There were quite a few sketchy moments where I found myself on the top of cliffs and very steep sections where I just went for and slid down grabbing trees, branches and vegetation as I controlled my slide. I was losing altitude quick and the only thing that slowed my pace from there were a few large boulder fields. I hadn’t looked at my GPS and just continued powering down, I stopped for a second as I heard something over the back a bit further down. I just made out a truck driving past in the distance. I knew it was the road and I wasn’t that far away, I carried on down but soon surprisingly noticed when about 100 metres away that it was exactly the spot I had started my climb from. I had been crabbing to my left as I was descending as that was the way I needed to head on the road but to rejoin right at the bottom was typical but I was just relieved I had got down before dark. I had little choice but to get changed into dry and clean clothes in a small dugout beside the raised main road. A bus went past as I was just getting cleaned up and upon looking at my timetable a few minutes later it was the last one of the day, Typical.


After bagging up all of my filthy clothes I had now little choice but to walk back to my hotel from the trailhead. I didn’t mind though, The start and finish point that most people have don’t always apply to me on my climbs haha! It was by now starting to get dark, I had 11 Kilometres to walk but it was mostly downhill and I hoped I would be able to get a few much-needed drinks from shops marked on my map. After about 45 minutes of walking, I found a shop and as I exited a bus was coming down the street. I flagged it down and said Victoria, He nodded and I gave him 10 and said just keep the change. I was the only one on there and the breeze from my window felt fantastic.

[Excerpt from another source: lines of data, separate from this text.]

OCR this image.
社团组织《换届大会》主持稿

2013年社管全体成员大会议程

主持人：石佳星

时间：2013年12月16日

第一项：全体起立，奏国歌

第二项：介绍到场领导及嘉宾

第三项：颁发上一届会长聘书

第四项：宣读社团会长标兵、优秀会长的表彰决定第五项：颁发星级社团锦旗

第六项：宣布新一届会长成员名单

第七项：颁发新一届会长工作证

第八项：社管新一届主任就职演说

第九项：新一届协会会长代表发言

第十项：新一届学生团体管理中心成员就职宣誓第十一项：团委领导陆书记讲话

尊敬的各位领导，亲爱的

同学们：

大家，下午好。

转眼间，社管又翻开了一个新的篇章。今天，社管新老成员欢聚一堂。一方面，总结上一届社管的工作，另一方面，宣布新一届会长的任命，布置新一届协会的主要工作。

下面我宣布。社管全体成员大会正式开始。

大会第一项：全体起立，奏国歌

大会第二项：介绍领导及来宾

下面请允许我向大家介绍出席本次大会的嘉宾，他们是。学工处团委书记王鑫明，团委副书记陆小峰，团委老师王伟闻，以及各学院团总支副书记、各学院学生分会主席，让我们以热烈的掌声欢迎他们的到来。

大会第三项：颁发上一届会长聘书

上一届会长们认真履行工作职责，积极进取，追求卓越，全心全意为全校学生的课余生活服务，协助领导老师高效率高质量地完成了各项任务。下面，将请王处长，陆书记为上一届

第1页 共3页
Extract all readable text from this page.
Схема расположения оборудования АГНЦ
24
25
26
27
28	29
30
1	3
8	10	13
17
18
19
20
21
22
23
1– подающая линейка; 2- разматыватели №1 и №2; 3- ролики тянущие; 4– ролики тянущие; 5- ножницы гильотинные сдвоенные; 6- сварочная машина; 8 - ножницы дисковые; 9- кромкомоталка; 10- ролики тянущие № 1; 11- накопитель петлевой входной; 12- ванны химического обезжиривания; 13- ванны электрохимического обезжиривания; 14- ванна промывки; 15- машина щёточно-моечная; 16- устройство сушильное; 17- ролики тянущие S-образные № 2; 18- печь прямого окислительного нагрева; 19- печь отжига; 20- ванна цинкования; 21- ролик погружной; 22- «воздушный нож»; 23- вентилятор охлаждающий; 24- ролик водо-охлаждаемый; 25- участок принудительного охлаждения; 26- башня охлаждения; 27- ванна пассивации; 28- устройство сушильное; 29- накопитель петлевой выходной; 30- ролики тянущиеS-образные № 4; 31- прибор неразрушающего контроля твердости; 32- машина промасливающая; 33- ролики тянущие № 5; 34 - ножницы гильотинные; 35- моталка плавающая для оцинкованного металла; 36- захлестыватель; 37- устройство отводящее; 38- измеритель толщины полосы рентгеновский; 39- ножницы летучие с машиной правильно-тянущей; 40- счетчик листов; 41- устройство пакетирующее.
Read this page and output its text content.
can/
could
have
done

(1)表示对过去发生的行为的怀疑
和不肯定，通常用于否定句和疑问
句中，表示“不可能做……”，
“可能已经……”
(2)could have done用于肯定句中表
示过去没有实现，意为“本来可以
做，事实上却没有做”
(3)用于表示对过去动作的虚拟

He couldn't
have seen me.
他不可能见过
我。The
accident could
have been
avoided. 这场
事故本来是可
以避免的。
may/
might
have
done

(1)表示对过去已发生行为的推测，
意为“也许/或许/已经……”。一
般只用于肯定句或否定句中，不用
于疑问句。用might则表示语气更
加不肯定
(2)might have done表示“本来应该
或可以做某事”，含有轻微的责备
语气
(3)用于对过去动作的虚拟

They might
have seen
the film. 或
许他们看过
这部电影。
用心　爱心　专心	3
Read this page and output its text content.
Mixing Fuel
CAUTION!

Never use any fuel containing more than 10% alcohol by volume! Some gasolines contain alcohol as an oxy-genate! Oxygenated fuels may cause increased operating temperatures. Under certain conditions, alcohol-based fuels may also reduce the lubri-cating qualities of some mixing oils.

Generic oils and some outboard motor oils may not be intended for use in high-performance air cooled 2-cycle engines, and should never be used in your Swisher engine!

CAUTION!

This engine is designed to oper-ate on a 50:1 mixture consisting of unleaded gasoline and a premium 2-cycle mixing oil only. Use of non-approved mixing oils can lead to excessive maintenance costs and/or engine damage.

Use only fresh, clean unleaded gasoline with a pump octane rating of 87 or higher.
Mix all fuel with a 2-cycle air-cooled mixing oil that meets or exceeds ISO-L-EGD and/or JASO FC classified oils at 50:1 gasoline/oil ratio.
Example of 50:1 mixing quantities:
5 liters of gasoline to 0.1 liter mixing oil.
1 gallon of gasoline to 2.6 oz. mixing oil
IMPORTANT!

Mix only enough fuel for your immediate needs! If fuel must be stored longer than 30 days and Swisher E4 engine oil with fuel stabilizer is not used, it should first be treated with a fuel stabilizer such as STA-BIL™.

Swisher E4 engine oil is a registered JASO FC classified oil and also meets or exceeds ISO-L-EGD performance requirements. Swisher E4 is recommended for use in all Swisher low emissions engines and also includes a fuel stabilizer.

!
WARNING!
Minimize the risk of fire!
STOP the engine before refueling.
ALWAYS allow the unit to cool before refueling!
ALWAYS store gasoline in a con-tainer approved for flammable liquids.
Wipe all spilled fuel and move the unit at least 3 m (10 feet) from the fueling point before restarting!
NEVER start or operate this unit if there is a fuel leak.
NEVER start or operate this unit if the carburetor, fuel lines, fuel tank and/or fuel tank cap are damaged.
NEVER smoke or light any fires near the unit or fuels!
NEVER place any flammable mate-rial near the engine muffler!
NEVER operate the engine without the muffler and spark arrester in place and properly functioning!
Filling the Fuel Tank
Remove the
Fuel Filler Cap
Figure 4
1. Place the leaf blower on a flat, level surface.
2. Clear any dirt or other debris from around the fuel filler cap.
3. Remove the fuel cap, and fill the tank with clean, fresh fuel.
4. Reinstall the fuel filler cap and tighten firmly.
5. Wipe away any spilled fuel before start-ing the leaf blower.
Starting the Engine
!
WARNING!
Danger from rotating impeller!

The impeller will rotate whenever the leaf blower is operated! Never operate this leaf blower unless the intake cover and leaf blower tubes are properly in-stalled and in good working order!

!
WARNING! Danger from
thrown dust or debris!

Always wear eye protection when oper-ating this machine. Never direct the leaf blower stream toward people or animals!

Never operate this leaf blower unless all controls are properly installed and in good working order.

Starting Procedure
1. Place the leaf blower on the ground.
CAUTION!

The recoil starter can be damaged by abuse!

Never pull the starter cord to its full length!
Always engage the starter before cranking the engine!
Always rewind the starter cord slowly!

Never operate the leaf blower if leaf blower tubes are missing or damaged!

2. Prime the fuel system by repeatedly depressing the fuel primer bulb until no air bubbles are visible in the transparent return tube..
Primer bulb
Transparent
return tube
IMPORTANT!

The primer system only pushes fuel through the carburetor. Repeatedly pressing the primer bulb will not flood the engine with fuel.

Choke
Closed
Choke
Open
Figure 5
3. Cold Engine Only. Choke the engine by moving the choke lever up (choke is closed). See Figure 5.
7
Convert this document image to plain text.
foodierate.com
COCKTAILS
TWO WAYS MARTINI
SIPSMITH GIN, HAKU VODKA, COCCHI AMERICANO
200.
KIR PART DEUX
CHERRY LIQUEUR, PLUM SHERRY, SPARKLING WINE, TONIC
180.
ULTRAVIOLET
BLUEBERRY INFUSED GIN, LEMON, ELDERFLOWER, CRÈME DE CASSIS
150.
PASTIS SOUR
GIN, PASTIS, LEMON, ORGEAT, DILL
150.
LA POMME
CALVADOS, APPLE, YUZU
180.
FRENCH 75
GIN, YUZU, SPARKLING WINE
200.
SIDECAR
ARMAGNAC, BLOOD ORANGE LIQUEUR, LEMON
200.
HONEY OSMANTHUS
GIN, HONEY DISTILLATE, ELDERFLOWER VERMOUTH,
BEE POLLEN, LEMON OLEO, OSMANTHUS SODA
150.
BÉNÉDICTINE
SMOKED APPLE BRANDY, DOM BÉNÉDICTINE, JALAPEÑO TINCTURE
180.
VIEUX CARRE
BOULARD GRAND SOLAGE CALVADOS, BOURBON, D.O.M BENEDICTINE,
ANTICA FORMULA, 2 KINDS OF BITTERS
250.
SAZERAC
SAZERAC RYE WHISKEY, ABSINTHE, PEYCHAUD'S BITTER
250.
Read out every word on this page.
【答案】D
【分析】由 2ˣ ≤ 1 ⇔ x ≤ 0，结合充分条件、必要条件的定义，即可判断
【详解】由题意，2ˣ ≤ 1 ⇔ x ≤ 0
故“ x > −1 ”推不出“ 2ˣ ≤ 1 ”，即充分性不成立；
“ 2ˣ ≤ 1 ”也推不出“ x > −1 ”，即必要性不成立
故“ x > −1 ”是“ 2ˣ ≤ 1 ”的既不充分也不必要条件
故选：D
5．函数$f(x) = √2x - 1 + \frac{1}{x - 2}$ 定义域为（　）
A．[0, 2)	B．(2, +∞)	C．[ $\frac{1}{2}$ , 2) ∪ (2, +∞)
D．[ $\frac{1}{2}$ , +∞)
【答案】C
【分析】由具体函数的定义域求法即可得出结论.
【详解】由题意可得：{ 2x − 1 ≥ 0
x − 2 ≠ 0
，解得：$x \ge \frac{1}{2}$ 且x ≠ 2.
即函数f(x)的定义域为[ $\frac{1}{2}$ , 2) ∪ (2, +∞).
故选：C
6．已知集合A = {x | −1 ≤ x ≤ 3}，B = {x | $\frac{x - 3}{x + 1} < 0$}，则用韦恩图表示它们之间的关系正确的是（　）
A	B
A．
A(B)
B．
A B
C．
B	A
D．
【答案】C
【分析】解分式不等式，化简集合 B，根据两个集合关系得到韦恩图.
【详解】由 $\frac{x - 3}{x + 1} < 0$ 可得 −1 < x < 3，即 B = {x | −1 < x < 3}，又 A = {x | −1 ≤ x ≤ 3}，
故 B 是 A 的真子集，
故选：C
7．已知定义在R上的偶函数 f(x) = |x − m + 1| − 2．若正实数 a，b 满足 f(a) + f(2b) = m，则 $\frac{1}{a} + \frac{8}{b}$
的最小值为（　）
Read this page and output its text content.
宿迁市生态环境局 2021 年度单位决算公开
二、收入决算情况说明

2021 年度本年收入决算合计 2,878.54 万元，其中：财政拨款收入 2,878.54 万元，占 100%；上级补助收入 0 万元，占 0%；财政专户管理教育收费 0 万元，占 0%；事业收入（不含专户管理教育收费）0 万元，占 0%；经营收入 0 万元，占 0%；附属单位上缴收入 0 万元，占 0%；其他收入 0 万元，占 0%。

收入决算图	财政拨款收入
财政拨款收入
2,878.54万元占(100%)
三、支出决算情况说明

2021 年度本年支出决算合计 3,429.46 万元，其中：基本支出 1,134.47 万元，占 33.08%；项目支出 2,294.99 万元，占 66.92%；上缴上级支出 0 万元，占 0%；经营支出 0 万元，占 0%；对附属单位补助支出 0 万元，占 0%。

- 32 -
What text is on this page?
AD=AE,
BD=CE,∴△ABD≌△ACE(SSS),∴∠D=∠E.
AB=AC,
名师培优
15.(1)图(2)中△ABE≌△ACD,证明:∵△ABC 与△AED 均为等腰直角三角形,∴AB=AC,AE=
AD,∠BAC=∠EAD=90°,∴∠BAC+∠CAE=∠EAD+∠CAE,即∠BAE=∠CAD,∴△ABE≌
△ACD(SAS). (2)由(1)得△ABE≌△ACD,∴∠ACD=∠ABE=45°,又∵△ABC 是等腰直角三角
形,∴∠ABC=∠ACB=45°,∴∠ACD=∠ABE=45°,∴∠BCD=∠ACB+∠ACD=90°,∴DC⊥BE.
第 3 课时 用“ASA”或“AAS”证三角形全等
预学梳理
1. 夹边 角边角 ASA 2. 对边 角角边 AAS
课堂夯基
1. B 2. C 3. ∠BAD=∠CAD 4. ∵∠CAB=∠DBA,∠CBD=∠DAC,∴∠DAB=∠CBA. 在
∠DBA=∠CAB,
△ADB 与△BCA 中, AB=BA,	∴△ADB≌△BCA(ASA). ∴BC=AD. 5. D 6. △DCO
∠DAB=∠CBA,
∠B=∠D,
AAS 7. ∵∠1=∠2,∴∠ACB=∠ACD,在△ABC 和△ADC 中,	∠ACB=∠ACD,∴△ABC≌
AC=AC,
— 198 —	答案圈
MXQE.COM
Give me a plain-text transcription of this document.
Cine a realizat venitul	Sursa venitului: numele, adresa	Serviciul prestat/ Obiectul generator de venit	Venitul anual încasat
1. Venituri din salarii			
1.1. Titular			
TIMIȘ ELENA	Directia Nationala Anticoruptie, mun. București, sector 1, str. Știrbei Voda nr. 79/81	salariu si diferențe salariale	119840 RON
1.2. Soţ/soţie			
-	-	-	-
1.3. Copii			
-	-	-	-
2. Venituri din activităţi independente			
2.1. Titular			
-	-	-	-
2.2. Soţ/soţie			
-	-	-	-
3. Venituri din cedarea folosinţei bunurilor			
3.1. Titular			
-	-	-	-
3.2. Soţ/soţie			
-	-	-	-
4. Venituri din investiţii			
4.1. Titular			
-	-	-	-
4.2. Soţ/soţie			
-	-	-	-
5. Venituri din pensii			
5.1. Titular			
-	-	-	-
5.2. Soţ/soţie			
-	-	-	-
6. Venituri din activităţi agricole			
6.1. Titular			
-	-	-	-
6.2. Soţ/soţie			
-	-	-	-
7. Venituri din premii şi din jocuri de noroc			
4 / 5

We soon reached the bus station and I decided to walk the 2.5 km from there back to my hotel via the local shop. I had thought of just getting in the shower with my boots on when I saw the state of them but instead, after cleaning myself up, I had some noodles and then spent 2 hours thoroughly deep cleaning my boots and bag with washing powder I got from the shop. I hung them up in the shower cubicle and hiped they would be dry for the following day. It was a contingency day but I wanted to head to a few beaches and relax. It was a relaxing evening with many more noodles and snacks then a great sleep.


I woke up the following day happily knowing it was mission complete and I could relax. I knew the bus I needed to take me to Grand Anse beach, I was up early so sat on the balcony as the sun continued drying off my still slightly damp boots before walking to the main bus station in Victoria. Sat down and was profusely sweating along with everyone else and just smiled. I had a good few hours walking up and down the beach, there were great views of the high point from the far side. A couple was getting married on the beach with several large marquees too. I watched the locals for a while along with some guys who were doing a reroof on a property with metal sheeting an angle grinder and tin snips. I then headed back to the hotel for my last evening before the long journey home. All in all, a very eventful, challenging but rewarding African adventure climbing another 4 country high points.